Shouldn't this then be mentioned/fixed in CRA #11797?

And any source?

I'm using craco and the problem was solved when I added in craco.config.js

webpack: {
    alias: {
      'react/jsx-runtime': 'react/jsx-runtime.js',
      'react/jsx-dev-runtime': 'react/jsx-dev-runtime.js',
    },
 },

I'm using react-scripts v5, react 17 with react-data-grid: "7.0.0-beta.8"

I'm using craco and the problem was solved when I added in craco.config.js

webpack: {
    alias: {
      'react/jsx-runtime': 'react/jsx-runtime.js',
      'react/jsx-dev-runtime': 'react/jsx-dev-runtime.js',
    },
 },

I'm using react-scripts v5, react 17 with react-data-grid: "7.0.0-beta.8"

I thought CRACO did not support react-scripts 5 yet?

In addition to #20235 (comment), I suggest not to use alias, this will be breaking again when 7.0.3 is published, use fallback instead:

resolve: {
    fallback: {
        'react/jsx-runtime': 'react/jsx-runtime.js',
        'react/jsx-dev-runtime': 'react/jsx-dev-runtime.js',
    },
},

This will successfully resolve in 7.0.3 and 18.x and fallbacks to *.js when they are not importable.

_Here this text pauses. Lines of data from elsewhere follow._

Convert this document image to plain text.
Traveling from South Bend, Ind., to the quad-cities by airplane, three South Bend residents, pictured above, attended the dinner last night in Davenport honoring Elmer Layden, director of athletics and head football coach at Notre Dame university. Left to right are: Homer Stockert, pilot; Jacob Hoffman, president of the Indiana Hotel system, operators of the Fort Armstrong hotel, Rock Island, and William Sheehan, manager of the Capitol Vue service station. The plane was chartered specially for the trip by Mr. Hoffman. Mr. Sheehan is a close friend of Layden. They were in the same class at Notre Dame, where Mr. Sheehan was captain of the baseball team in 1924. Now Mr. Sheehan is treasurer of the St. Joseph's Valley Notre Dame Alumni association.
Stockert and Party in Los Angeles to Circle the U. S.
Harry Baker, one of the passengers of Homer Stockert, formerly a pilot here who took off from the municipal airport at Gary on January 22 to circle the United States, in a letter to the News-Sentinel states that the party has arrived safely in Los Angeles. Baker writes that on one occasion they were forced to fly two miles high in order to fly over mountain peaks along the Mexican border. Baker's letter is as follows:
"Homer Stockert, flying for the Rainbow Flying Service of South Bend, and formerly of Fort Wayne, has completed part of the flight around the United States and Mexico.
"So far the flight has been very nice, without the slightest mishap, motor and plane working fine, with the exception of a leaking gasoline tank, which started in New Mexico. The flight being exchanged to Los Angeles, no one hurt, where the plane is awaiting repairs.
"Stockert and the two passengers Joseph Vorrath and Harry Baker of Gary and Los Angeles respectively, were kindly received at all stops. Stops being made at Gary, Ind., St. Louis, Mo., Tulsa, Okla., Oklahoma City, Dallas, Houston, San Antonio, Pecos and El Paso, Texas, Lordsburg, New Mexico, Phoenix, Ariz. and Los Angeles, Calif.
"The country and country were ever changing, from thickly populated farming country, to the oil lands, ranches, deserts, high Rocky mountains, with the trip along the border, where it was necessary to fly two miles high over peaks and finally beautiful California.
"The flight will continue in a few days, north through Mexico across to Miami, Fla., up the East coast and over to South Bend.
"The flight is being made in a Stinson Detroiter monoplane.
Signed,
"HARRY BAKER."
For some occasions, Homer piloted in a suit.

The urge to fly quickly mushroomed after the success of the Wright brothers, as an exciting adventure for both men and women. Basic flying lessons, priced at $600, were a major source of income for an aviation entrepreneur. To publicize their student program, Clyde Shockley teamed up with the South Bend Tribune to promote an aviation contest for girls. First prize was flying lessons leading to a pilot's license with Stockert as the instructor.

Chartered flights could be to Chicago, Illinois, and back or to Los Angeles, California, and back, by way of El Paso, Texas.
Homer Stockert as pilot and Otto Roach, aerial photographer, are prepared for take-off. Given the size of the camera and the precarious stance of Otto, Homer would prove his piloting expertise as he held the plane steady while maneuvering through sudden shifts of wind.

Using the alias doesn't work for me.
But this one works. Thanks dude you saved me a lot of time.

commented

This is fixed in React 18.

@gaearon Are React 17 and 16 not supported anymore?

commented

What do you mean by “supported”? If there is a security issue, we release a fix for all majors. For other cases, we don’t typically release updates to non-current majors. In this particular case, we don’t believe backporting would even be safe — ESM configurations and setups are very fragile — so we don’t think it’s safe to do in 17 even if it was actively released.

"Unsafe" as in it will be a breaking change for someone else despite it being a minor release.